A simple DNA test turned into the gift of a lifetime.

Struggling for years with not knowing the identity of his biological father, Bill Nalbone was excited to learn his heritage through an Ancestry.com test kit his wife and kids bought him this past Father’s Day. No one thought a little poking around would yield answers to those deep-seated questions. But a little bit of research and a few phone calls later, Bill Nalbone found himself talking to a man he never thought he’d have the chance to meet.

“I had no idea who I belonged to,” the Concord resident said. “I always felt like a third person to a two-person party. So when I found out my heritage, that was a big deal for me. And then to actually find my father—I’m still trying to wrap my brain around it. Here I am, 60 years old, and he’s 83, and he introduced me to his neighbors as his son.”

The gift

Bill Nalbone’s wife, Shannon, got the ball rolling when she visited the local history room at the Concord library to do some genealogy research. Staff suggested checking out Ancestry.com because, since so many people use the company, it has a large database of information.

“When I gave him the test, I didn’t think I’d be able to find his birth father,” Shannon Nalbone said. “I was just giving him the DNA kit. I really thought I was just giving him his heritage, and we had no hope of finding who his father was because his mother wasn’t going to tell us and nobody else knew.”

Growing with questions

Bill Nalbone had long suspected he was adopted by his mom’s first husband, with the last name Sanchez.

“Growing up, I was always told, ‘Bill, you don’t look like your brother and sister,’ ” he said. “I was the tall, blonde-headed kid, and my brother and sister were olive-skinned and had dark hair.”

When he was about 11, his mom remarried and moved the family to North Carolina. Their new step-father adopted the children, and they all took on the last name Nalbone.

When Bill Nalbone was 49 years old, his mother finally confessed to him that her first husband was in fact not his biological father; she told him that she had gotten pregnant at 23 years old with a 22-year-old man. But she wouldn’t tell him any more than that.

So when the DNA results came back as 100 percent European—primarily English, Norwegian and Swedish with a little Irish—it answered some of those questions about where he came from.

Finding a father

Having a heritage was a big deal to Bill Nalbone, and he said he never really expected to find anything more than that. But, since Ancestry.com lists all of the people in the database that could be related—and Bill Nalbone suddenly had a spreadsheet of 1,500 new cousins—the family decided to do some investigating.

They found the first person on the list whose name they didn’t recognize and sent her an email.
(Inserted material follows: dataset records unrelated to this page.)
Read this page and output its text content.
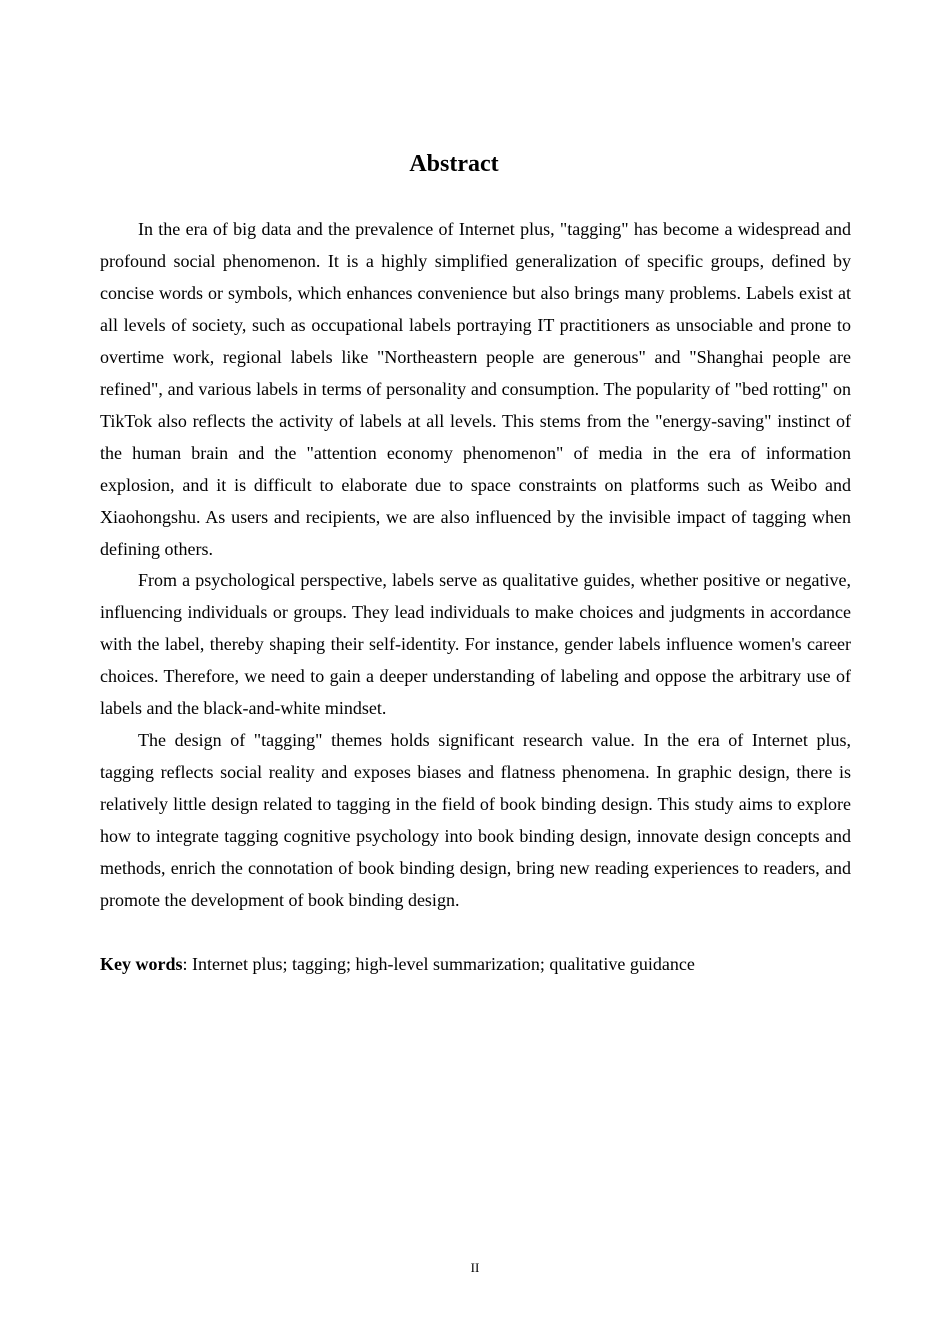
Abstract

In the era of big data and the prevalence of Internet plus, "tagging" has become a widespread and profound social phenomenon. It is a highly simplified generalization of specific groups, defined by concise words or symbols, which enhances convenience but also brings many problems. Labels exist at all levels of society, such as occupational labels portraying IT practitioners as unsociable and prone to overtime work, regional labels like "Northeastern people are generous" and "Shanghai people are refined", and various labels in terms of personality and consumption. The popularity of "bed rotting" on TikTok also reflects the activity of labels at all levels. This stems from the "energy-saving" instinct of the human brain and the "attention economy phenomenon" of media in the era of information explosion, and it is difficult to elaborate due to space constraints on platforms such as Weibo and Xiaohongshu. As users and recipients, we are also influenced by the invisible impact of tagging when defining others.

From a psychological perspective, labels serve as qualitative guides, whether positive or negative, influencing individuals or groups. They lead individuals to make choices and judgments in accordance with the label, thereby shaping their self-identity. For instance, gender labels influence women's career choices. Therefore, we need to gain a deeper understanding of labeling and oppose the arbitrary use of labels and the black-and-white mindset.

The design of "tagging" themes holds significant research value. In the era of Internet plus, tagging reflects social reality and exposes biases and flatness phenomena. In graphic design, there is relatively little design related to tagging in the field of book binding design. This study aims to explore how to integrate tagging cognitive psychology into book binding design, innovate design concepts and methods, enrich the connotation of book binding design, bring new reading experiences to readers, and promote the development of book binding design.

Key words: Internet plus; tagging; high-level summarization; qualitative guidance
II
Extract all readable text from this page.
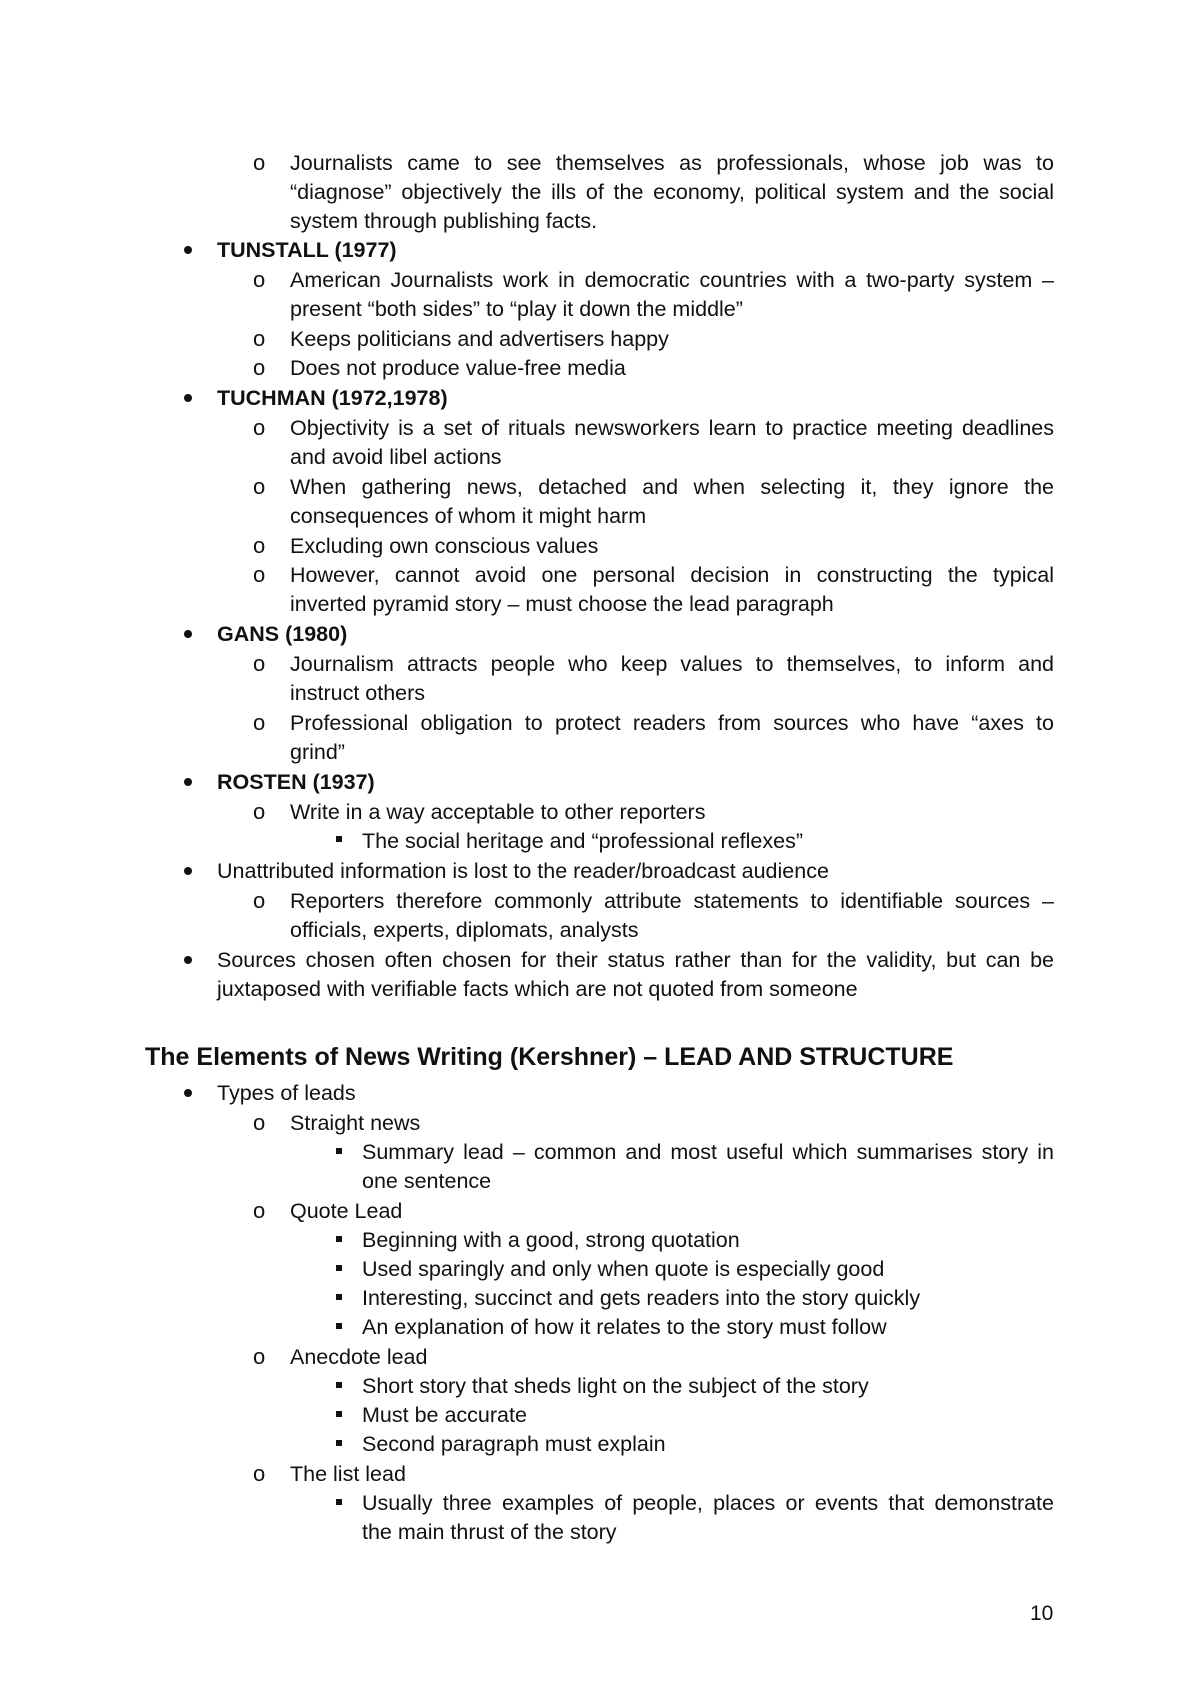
o Journalists came to see themselves as professionals, whose job was to
“diagnose” objectively the ills of the economy, political system and the social
system through publishing facts.
TUNSTALL (1977)
o American Journalists work in democratic countries with a two-party system –
present “both sides” to “play it down the middle”
o Keeps politicians and advertisers happy
o Does not produce value-free media
TUCHMAN (1972,1978)
o Objectivity is a set of rituals newsworkers learn to practice meeting deadlines
and avoid libel actions
o When gathering news, detached and when selecting it, they ignore the
consequences of whom it might harm
o Excluding own conscious values
o However, cannot avoid one personal decision in constructing the typical
inverted pyramid story – must choose the lead paragraph
GANS (1980)
o Journalism attracts people who keep values to themselves, to inform and
instruct others
o Professional obligation to protect readers from sources who have “axes to
grind”
ROSTEN (1937)
o Write in a way acceptable to other reporters
The social heritage and “professional reflexes”
Unattributed information is lost to the reader/broadcast audience
o Reporters therefore commonly attribute statements to identifiable sources –
officials, experts, diplomats, analysts
Sources chosen often chosen for their status rather than for the validity, but can be
juxtaposed with verifiable facts which are not quoted from someone
The Elements of News Writing (Kershner) – LEAD AND STRUCTURE
Types of leads
o Straight news
Summary lead – common and most useful which summarises story in
one sentence
o Quote Lead
Beginning with a good, strong quotation
Used sparingly and only when quote is especially good
Interesting, succinct and gets readers into the story quickly
An explanation of how it relates to the story must follow
o Anecdote lead
Short story that sheds light on the subject of the story
Must be accurate
Second paragraph must explain
o The list lead
Usually three examples of people, places or events that demonstrate
the main thrust of the story
10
On July 20, just a few days after getting the DNA results, she responded that they must be related on her mom’s side, through the Gardners or Phillips.

“There were three people that had lived in Albuquerque, [N.M.], at the same time Bill was conceived, and two of them were much, much older, so we assumed they were the parents of his father, and then his father,” Shannon Nalbone said. “So we thought, well, it’s got to be him because it’s the only one in Albuquerque. So we looked over at his brother—his picture was on there. His brother had died in World War II, and it looked just like Bill. So we’re like, OK, we’re Gardners.”

Excited as the family was to find him, Ancestry.com had listed the man they thought might be Bill Nalbone’s biological father—William Gardner—as deceased for several years. They fell into a sort of grieving while searching online for an obituary. Eventually, they called the Albuquerque library for some local assistance, and staff there suggested they look up property records.

A little digging surfaced a marriage certificate from 1958 and then a property record from the 1990s.

“We thought, wait a minute, we thought he died in the ’80s,” Shannon Nalbone said. “Then we saw one for the 2000s. We thought let’s not get our hopes up.”

The latest property record listed three names, so Shannon Nalbone searched online for all three together, and a phone number popped up. That night, she decided to give it a call.